– Не только вы. Но… да, львиная доля времени – это дипломная.

– Бедная синьорина, снова я перед вами виноват, и перед всей группой тоже. Эксплуатация детского труда… Вам хотя бы восемнадцать есть? Ваши карабинеры должны меня арестовать…

«Бедная синьорина» протестующе качнула головой.

– Профессор, да мы круглые сутки пахать готовы, возможность с вами поработать – это просто событие года! Нам так повезло! Любого из нас спросите! А мне уже восемнадцать, так что никакой эксплуатации детского труда.

– Ну, успокоили, а то думал: хорошо, что коробки не распаковал, пришлось бы первым же рейсом – обратно в Рим… Да не пугайтесь вы так, Реджина, я просто опять неудачно шучу.

– Уф, надеюсь, я к этому когда-нибудь привыкну.

– Привыкайте-привыкайте, нам с вами предстоит долгая совместная работа, я очень рассчитываю на вашу помощь.

– Буду рада… Профессор, вы обещали рассказать, почему переехали в эту квартиру.

– А, да. Понимаете, та квартира в ГЗ МГУ очень удобна для работы и для встреч с коллегами и группой, но я всё-таки привык к другому образу жизни. Здесь я могу обставить всё по своему вкусу, и хозяин квартиры на это согласился. Квартира побольше, здесь две спальни – на случай приезда семьи, и кабинет, где я смогу работать и принимать клиентов, я же продолжаю вести бизнес – помните, я говорил, что у моей семьи галереи в Риме и Флоренции?

– Да, конечно.

– Я уже договорился здесь с одним антикварным салоном, и они подобрали мне вполне приличную мебель, так что обстановка будет напоминать ту, в которой мне комфортнее всего работается. Хотите взглянуть?

Регина неуверенно поднялась со стула. Что-то в словах профессора её встревожило, даже огорчило, и теперь она пыталась вспомнить, что именно. Она последовала за Кастеллани обратно в коридор, а точнее в холл, из которого открывалась двойная застеклённая дверь в гостиную. Там было светло даже ночью – сквозь прозрачный тюль пробивался свет с никогда не спящей улицы Горького, а снег, отражавшийся в уличных фонарях, придавал этому свету какую-то уютную белизну.

Регина отодвинула штору.

– Ой, это же глобус Центрального телеграфа! Профессор, посмотрите… Я там работала, вон в том окне, справа от глобуса. Ещё в школе, на УПК.

Кастеллани подошёл и встал с ней рядом, почти касаясь плеча.

– УПК?

– Это когда тебя учат какой-то несложной профессии ещё в школе, ну, там, водитель, продавец, повар или, как у меня, телеграфист.

– Только не говорите, что вы знаете азбуку Морзе, синьорина.

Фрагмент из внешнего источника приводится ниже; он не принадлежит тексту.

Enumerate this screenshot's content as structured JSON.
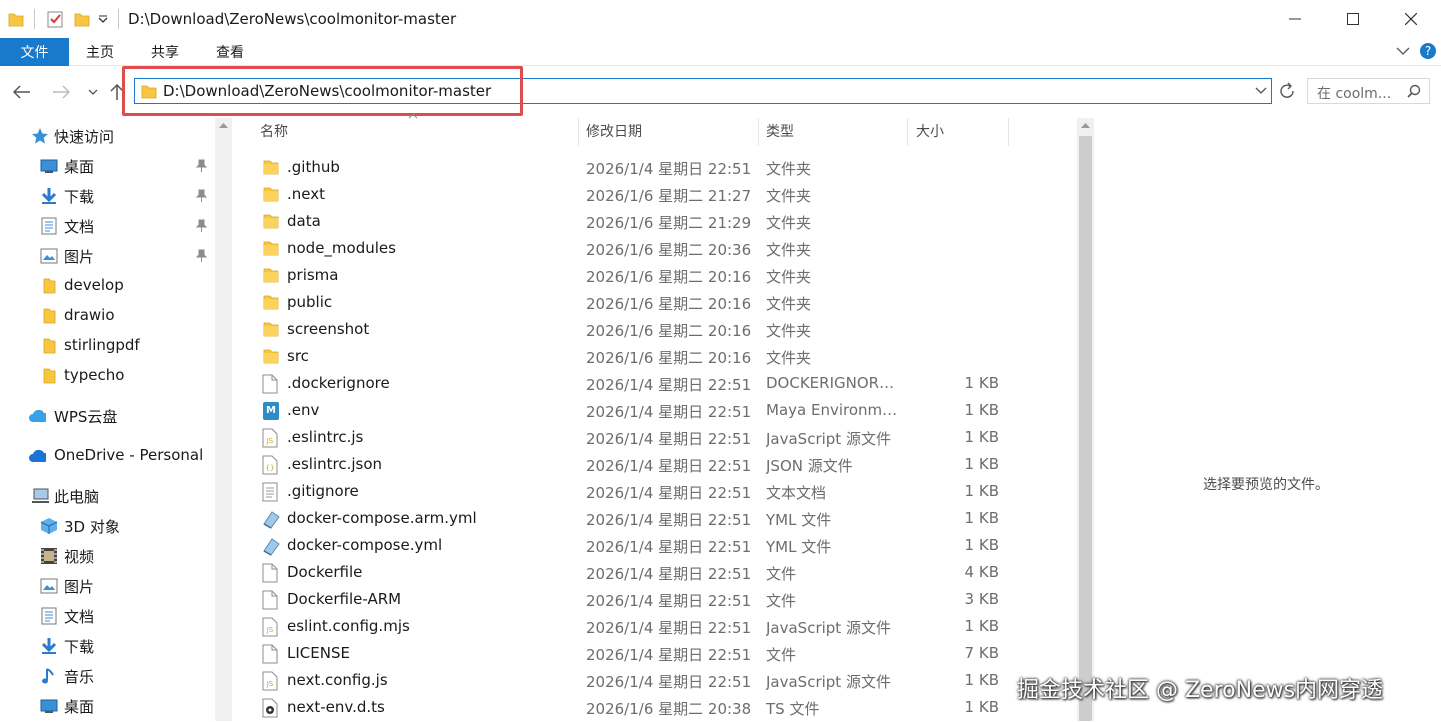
{
  "window": {
    "title": "D:\\Download\\ZeroNews\\coolmonitor-master",
    "minimize_label": "",
    "maximize_label": "",
    "close_label": ""
  },
  "ribbon": {
    "tabs": [
      "文件",
      "主页",
      "共享",
      "查看"
    ]
  },
  "address": {
    "path": "D:\\Download\\ZeroNews\\coolmonitor-master",
    "search_placeholder": "在 coolm..."
  },
  "sidebar": {
    "items": [
      {
        "label": "快速访问",
        "icon": "star-icon"
      },
      {
        "label": "桌面",
        "icon": "desktop-icon",
        "pinned": true
      },
      {
        "label": "下载",
        "icon": "download-icon",
        "pinned": true
      },
      {
        "label": "文档",
        "icon": "document-icon",
        "pinned": true
      },
      {
        "label": "图片",
        "icon": "picture-icon",
        "pinned": true
      },
      {
        "label": "develop",
        "icon": "folder-icon"
      },
      {
        "label": "drawio",
        "icon": "folder-icon"
      },
      {
        "label": "stirlingpdf",
        "icon": "folder-icon"
      },
      {
        "label": "typecho",
        "icon": "folder-icon"
      },
      {
        "label": "WPS云盘",
        "icon": "wps-cloud-icon"
      },
      {
        "label": "OneDrive - Personal",
        "icon": "onedrive-icon"
      },
      {
        "label": "此电脑",
        "icon": "computer-icon"
      },
      {
        "label": "3D 对象",
        "icon": "3d-objects-icon"
      },
      {
        "label": "视频",
        "icon": "video-icon"
      },
      {
        "label": "图片",
        "icon": "picture-icon"
      },
      {
        "label": "文档",
        "icon": "document-icon"
      },
      {
        "label": "下载",
        "icon": "download-icon"
      },
      {
        "label": "音乐",
        "icon": "music-icon"
      },
      {
        "label": "桌面",
        "icon": "desktop-icon"
      }
    ]
  },
  "columns": {
    "name": "名称",
    "date": "修改日期",
    "type": "类型",
    "size": "大小"
  },
  "files": [
    {
      "name": ".github",
      "date": "2026/1/4 星期日 22:51",
      "type": "文件夹",
      "size": "",
      "icon": "folder"
    },
    {
      "name": ".next",
      "date": "2026/1/6 星期二 21:27",
      "type": "文件夹",
      "size": "",
      "icon": "folder"
    },
    {
      "name": "data",
      "date": "2026/1/6 星期二 21:29",
      "type": "文件夹",
      "size": "",
      "icon": "folder"
    },
    {
      "name": "node_modules",
      "date": "2026/1/6 星期二 20:36",
      "type": "文件夹",
      "size": "",
      "icon": "folder"
    },
    {
      "name": "prisma",
      "date": "2026/1/6 星期二 20:16",
      "type": "文件夹",
      "size": "",
      "icon": "folder"
    },
    {
      "name": "public",
      "date": "2026/1/6 星期二 20:16",
      "type": "文件夹",
      "size": "",
      "icon": "folder"
    },
    {
      "name": "screenshot",
      "date": "2026/1/6 星期二 20:16",
      "type": "文件夹",
      "size": "",
      "icon": "folder"
    },
    {
      "name": "src",
      "date": "2026/1/6 星期二 20:16",
      "type": "文件夹",
      "size": "",
      "icon": "folder"
    },
    {
      "name": ".dockerignore",
      "date": "2026/1/4 星期日 22:51",
      "type": "DOCKERIGNORE...",
      "size": "1 KB",
      "icon": "file"
    },
    {
      "name": ".env",
      "date": "2026/1/4 星期日 22:51",
      "type": "Maya Environme...",
      "size": "1 KB",
      "icon": "maya"
    },
    {
      "name": ".eslintrc.js",
      "date": "2026/1/4 星期日 22:51",
      "type": "JavaScript 源文件",
      "size": "1 KB",
      "icon": "js"
    },
    {
      "name": ".eslintrc.json",
      "date": "2026/1/4 星期日 22:51",
      "type": "JSON 源文件",
      "size": "1 KB",
      "icon": "json"
    },
    {
      "name": ".gitignore",
      "date": "2026/1/4 星期日 22:51",
      "type": "文本文档",
      "size": "1 KB",
      "icon": "text"
    },
    {
      "name": "docker-compose.arm.yml",
      "date": "2026/1/4 星期日 22:51",
      "type": "YML 文件",
      "size": "1 KB",
      "icon": "yml"
    },
    {
      "name": "docker-compose.yml",
      "date": "2026/1/4 星期日 22:51",
      "type": "YML 文件",
      "size": "1 KB",
      "icon": "yml"
    },
    {
      "name": "Dockerfile",
      "date": "2026/1/4 星期日 22:51",
      "type": "文件",
      "size": "4 KB",
      "icon": "file"
    },
    {
      "name": "Dockerfile-ARM",
      "date": "2026/1/4 星期日 22:51",
      "type": "文件",
      "size": "3 KB",
      "icon": "file"
    },
    {
      "name": "eslint.config.mjs",
      "date": "2026/1/4 星期日 22:51",
      "type": "JavaScript 源文件",
      "size": "1 KB",
      "icon": "js"
    },
    {
      "name": "LICENSE",
      "date": "2026/1/4 星期日 22:51",
      "type": "文件",
      "size": "7 KB",
      "icon": "file"
    },
    {
      "name": "next.config.js",
      "date": "2026/1/4 星期日 22:51",
      "type": "JavaScript 源文件",
      "size": "1 KB",
      "icon": "js"
    },
    {
      "name": "next-env.d.ts",
      "date": "2026/1/6 星期二 20:38",
      "type": "TS 文件",
      "size": "1 KB",
      "icon": "ts"
    }
  ],
  "preview": {
    "empty_text": "选择要预览的文件。"
  },
  "watermark": "掘金技术社区 @ ZeroNews内网穿透",
  "colors": {
    "accent": "#1979ca",
    "highlight_border": "#e04b4b",
    "folder_yellow": "#f8c640"
  }
}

– Не только знала, но и экзамен сдала на отлично! Сейчас, конечно, уже забывается… Тем более, что мы на Центральном телеграфе, когда уже не учились, а на практику приходили, чаще всего просто сортировали письма. Но зато я на машинке печатать научилась вслепую, как автомат. Я всегда свои работы сама печатаю, у нас дома старенькая «Оливетти».

– Да вы просто кладезь талантов, Реджина. Ну-ка, сейчас проверим, что вы помните, давайте руку.

Профессор развернул протянутую Региной руку ладонью кверху и отстучал пальцем прямо по центру: три точки, три тире, три точки.

– SOS? Это SOS, профессор? Кто это терпит бедствие?

– Боюсь, моя дорогая синьорина, бедствие терпит моё излишне чувствительное сердце.

Профессор продолжал держать её руку, и Регина поняла наконец, что так кольнуло её в его словах. Семья. Приедет семья. Всё это время факт наличия у профессора семьи она упорно игнорировала, ведь её это никак не должно было касаться. Он – её учитель, ментор, она – просто его студентка, одна из группы, ничего личного. Она не имеет никакого права… И всё же…

– Профессор, а когда они приедут? Ваша семья?